RegEx quick reference (contributed by Citizen Drago)
Because a RegEx search can do much more than only match literal pieces of text, there are certain characters reserved for special use, which are usually called "metacharacters". If you need to match any metacharacters as a literal character in a regex you have to "escape" them by putting a backslash \ in front of them.
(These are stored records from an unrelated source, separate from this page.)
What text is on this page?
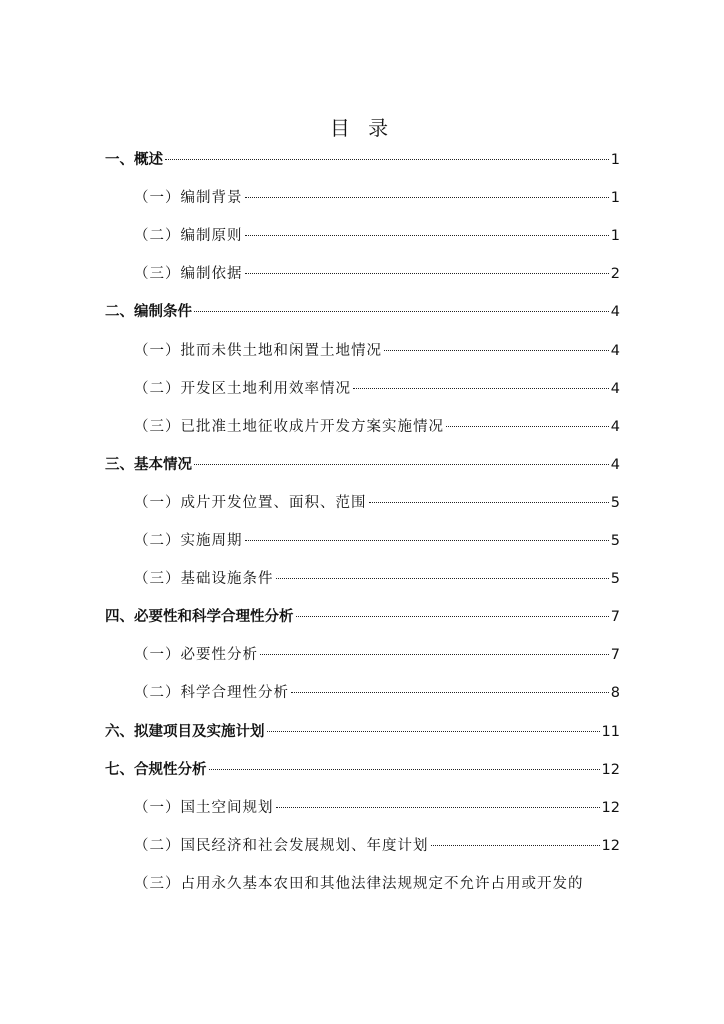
目 录
一、概述	1
（一）编制背景	1
（二）编制原则	1
（三）编制依据	2
二、编制条件	4
（一）批而未供土地和闲置土地情况	4
（二）开发区土地利用效率情况	4
（三）已批准土地征收成片开发方案实施情况	4
三、基本情况	4
（一）成片开发位置、面积、范围	5
（二）实施周期	5
（三）基础设施条件	5
四、必要性和科学合理性分析	7
（一）必要性分析	7
（二）科学合理性分析	8
六、拟建项目及实施计划	11
七、合规性分析	12
（一）国土空间规划	12
（二）国民经济和社会发展规划、年度计划	12
（三）占用永久基本农田和其他法律法规规定不允许占用或开发的
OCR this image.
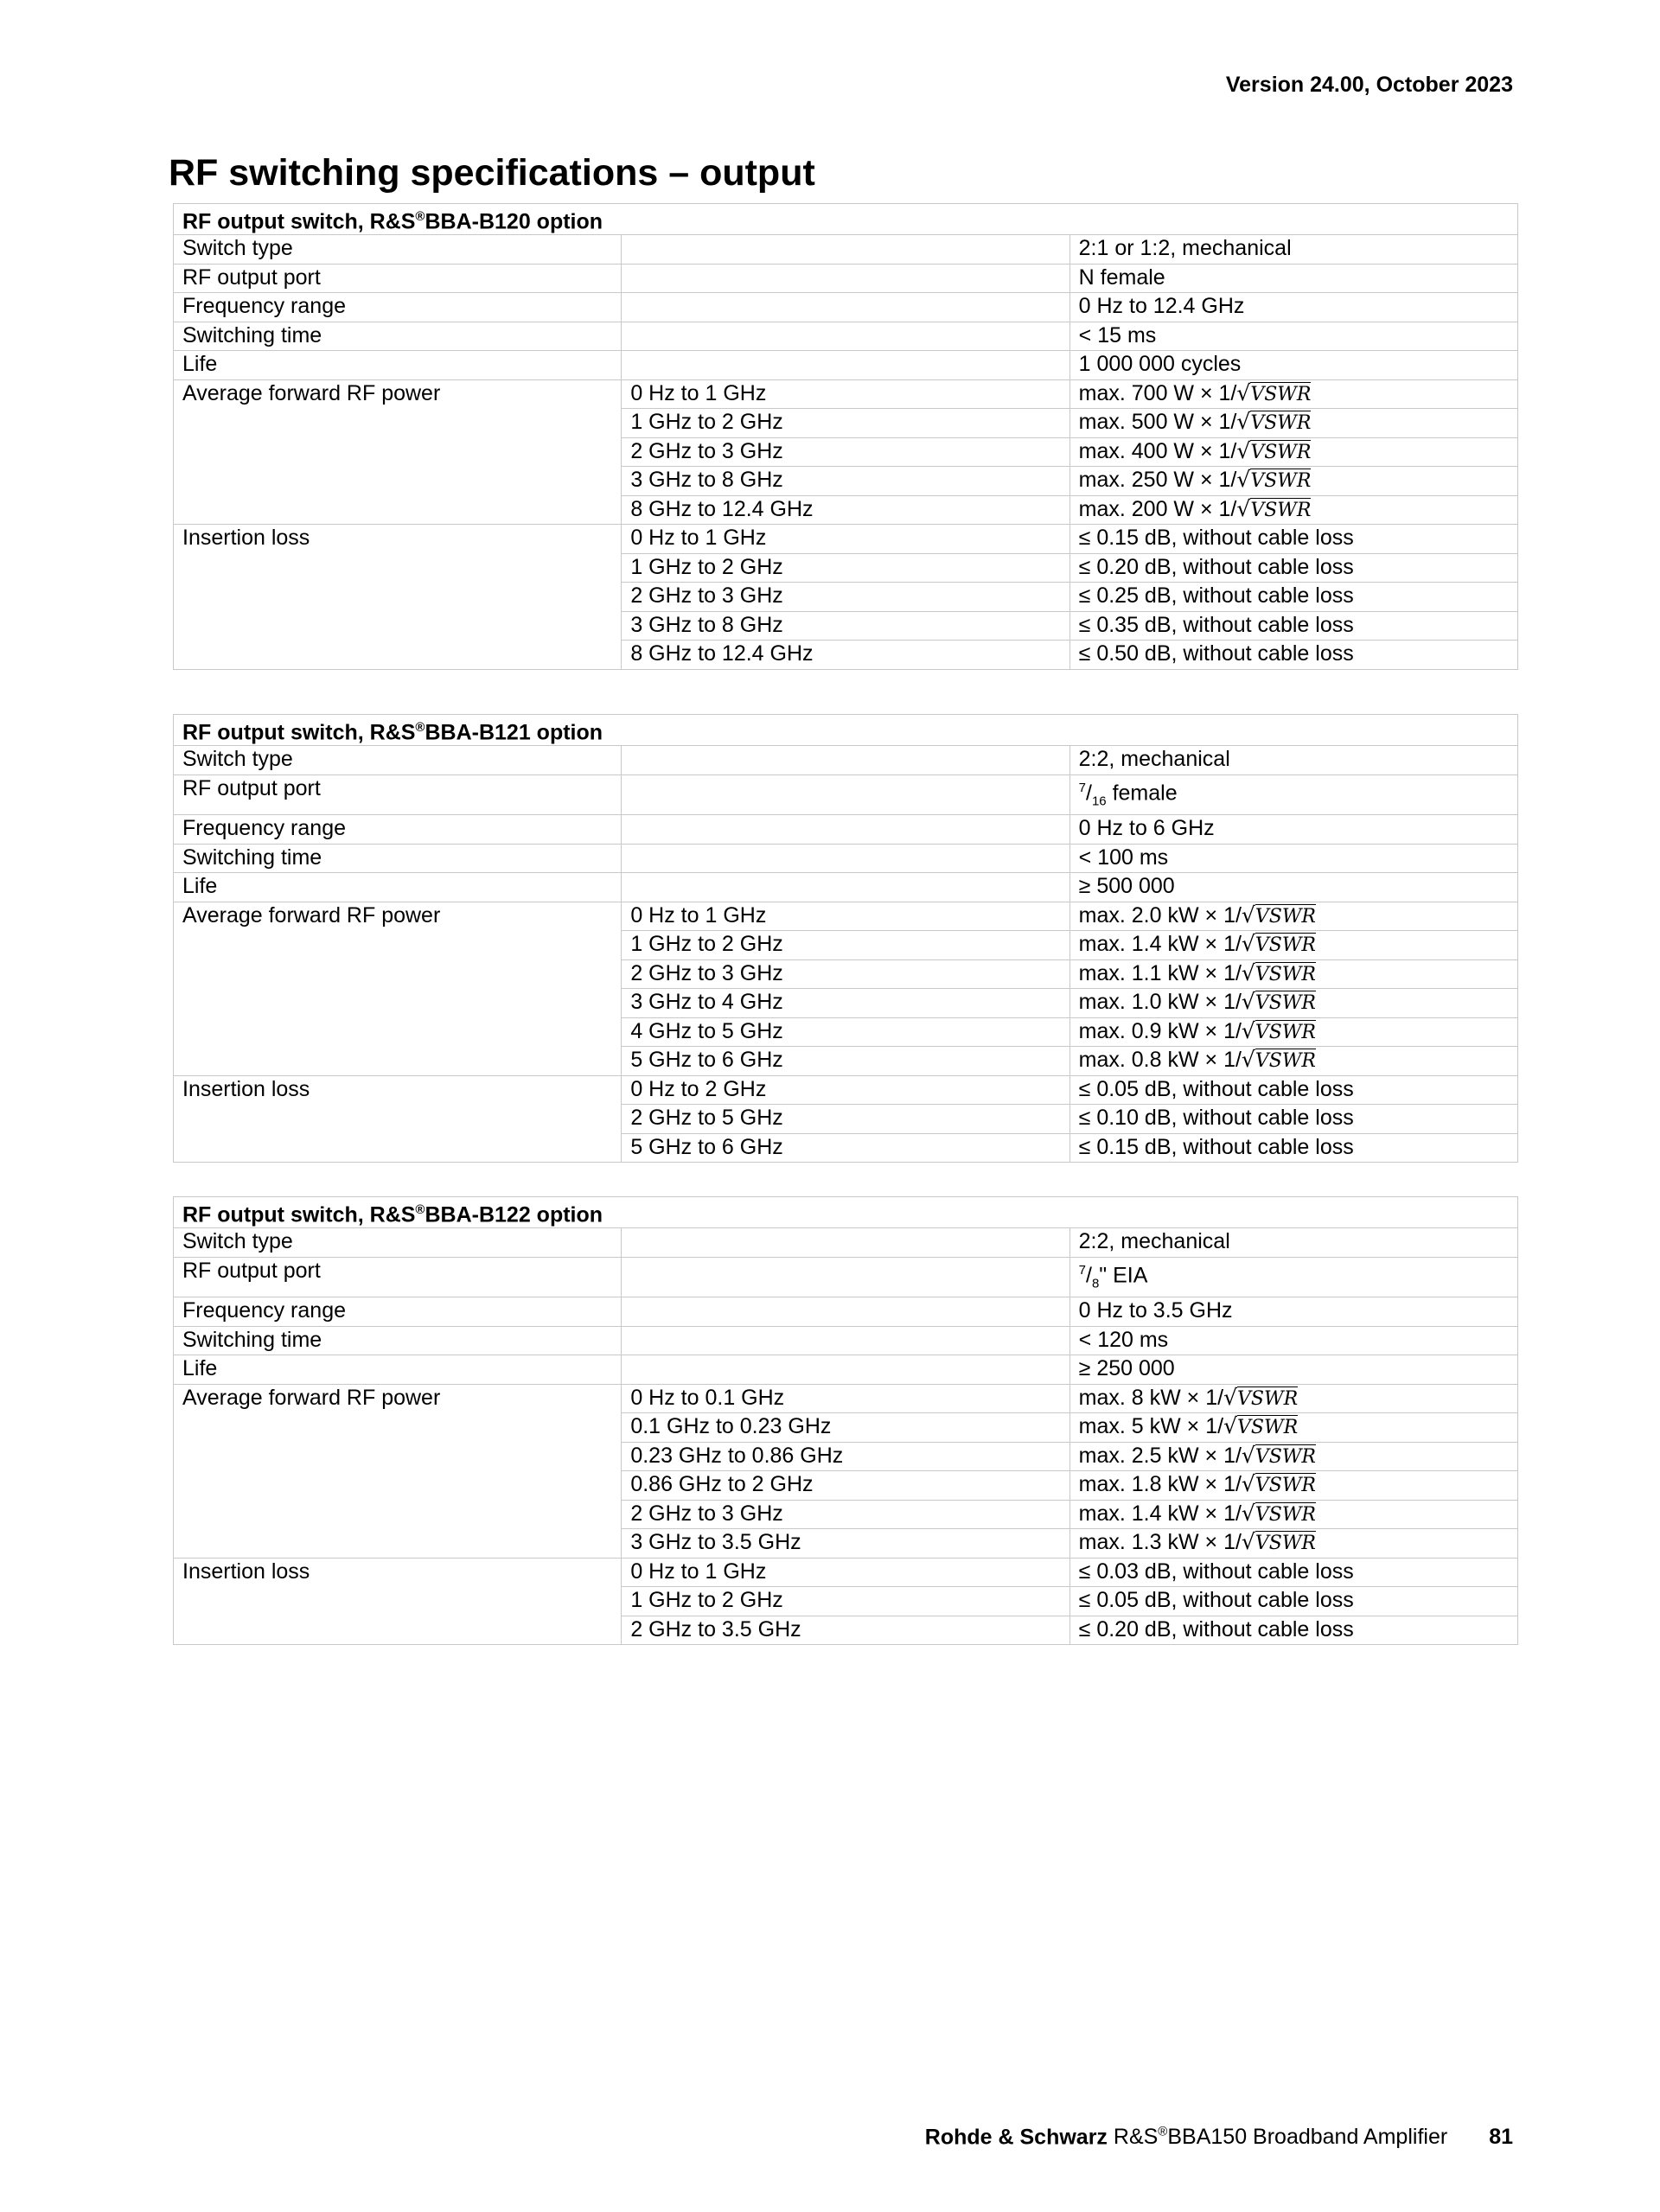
Version 24.00, October 2023
RF switching specifications – output
RF output switch, R&S®BBA-B120 option		
Switch type		2:1 or 1:2, mechanical
RF output port		N female
Frequency range		0 Hz to 12.4 GHz
Switching time		< 15 ms
Life		1 000 000 cycles
Average forward RF power	0 Hz to 1 GHz	max. 700 W × 1/√VSWR
	1 GHz to 2 GHz	max. 500 W × 1/√VSWR
	2 GHz to 3 GHz	max. 400 W × 1/√VSWR
	3 GHz to 8 GHz	max. 250 W × 1/√VSWR
	8 GHz to 12.4 GHz	max. 200 W × 1/√VSWR
Insertion loss	0 Hz to 1 GHz	≤ 0.15 dB, without cable loss
	1 GHz to 2 GHz	≤ 0.20 dB, without cable loss
	2 GHz to 3 GHz	≤ 0.25 dB, without cable loss
	3 GHz to 8 GHz	≤ 0.35 dB, without cable loss
	8 GHz to 12.4 GHz	≤ 0.50 dB, without cable loss
RF output switch, R&S®BBA-B121 option		
Switch type		2:2, mechanical
RF output port		$^7/_{16}$ female
Frequency range		0 Hz to 6 GHz
Switching time		< 100 ms
Life		≥ 500 000
Average forward RF power	0 Hz to 1 GHz	max. 2.0 kW × 1/√VSWR
	1 GHz to 2 GHz	max. 1.4 kW × 1/√VSWR
	2 GHz to 3 GHz	max. 1.1 kW × 1/√VSWR
	3 GHz to 4 GHz	max. 1.0 kW × 1/√VSWR
	4 GHz to 5 GHz	max. 0.9 kW × 1/√VSWR
	5 GHz to 6 GHz	max. 0.8 kW × 1/√VSWR
Insertion loss	0 Hz to 2 GHz	≤ 0.05 dB, without cable loss
	2 GHz to 5 GHz	≤ 0.10 dB, without cable loss
	5 GHz to 6 GHz	≤ 0.15 dB, without cable loss
RF output switch, R&S®BBA-B122 option		
Switch type		2:2, mechanical
RF output port		$^7/_8$" EIA
Frequency range		0 Hz to 3.5 GHz
Switching time		< 120 ms
Life		≥ 250 000
Average forward RF power	0 Hz to 0.1 GHz	max. 8 kW × 1/√VSWR
	0.1 GHz to 0.23 GHz	max. 5 kW × 1/√VSWR
	0.23 GHz to 0.86 GHz	max. 2.5 kW × 1/√VSWR
	0.86 GHz to 2 GHz	max. 1.8 kW × 1/√VSWR
	2 GHz to 3 GHz	max. 1.4 kW × 1/√VSWR
	3 GHz to 3.5 GHz	max. 1.3 kW × 1/√VSWR
Insertion loss	0 Hz to 1 GHz	≤ 0.03 dB, without cable loss
	1 GHz to 2 GHz	≤ 0.05 dB, without cable loss
	2 GHz to 3.5 GHz	≤ 0.20 dB, without cable loss
Rohde & Schwarz R&S®BBA150 Broadband Amplifier 81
The following metacharacters that must be escaped if you want to literally match them in a RegEx, their names and their metacharacter functions are as follows:
| [ | "Opening Bracket" or "(Box or Square) Bracket" | Starts a "Character Class" |
| ( | "Opening Parenthesis" or "Opening Round Bracket" | Starts a "Capture Group" |
| ) | "Closing Parenthesis" or "Closing Round Bracket" | Closes a "Capture Group" |
| \ | "Backslant" or "Backslash" | Indicates a literal character or a RegEx token with a special meaning |
| | | "Pipe" or "Vertical Bar" | Separates alternate match choices |
| ? | "Question Mark" | Preceding item is optional, it can match 0 or 1 times |
| * | "Asterisk" "Star" or "Splat" | Preceding item will match 0 or more times |
| + | "Plus" or "Plus Sign" | Preceding item will match 1 or more times |
| { | "Opening Brace" or "Opening Curly Bracket" | Starts a repetition sequence |
| } | "Closing Brace" or "Closing Curly Bracket" | Ends a repetition sequence |
| ^ | "Caret" or "Circumflex" | Start of String Anchor |
| $ | "Dollar Sign" | End of String Anchor |
| . | "Period" or "Dot" | Matches (almost) ANY character (Use sparingly, especially with repetition!!) |
Additionally, since the IgnorePatternWhitespace RegEx option is enabled in Woofy, two more characters must be escaped to be used in a match:
| "Space" | A Space character - Can be matched by "\ " or by "\s" but "\s" will also match "Tab", "Line Feed" and "Carriage Return" characters | |
| # | "Number Sign" or "Pound Sign" | Comment character - # and anything following are ignored until the next non-comment character after an "End of Line" character is reached |
Also, you should remember - especially when testing - that Woofy enables the following options when matching regular expressions IgnoreCase, Multiline and IgnorePatternWhitespace.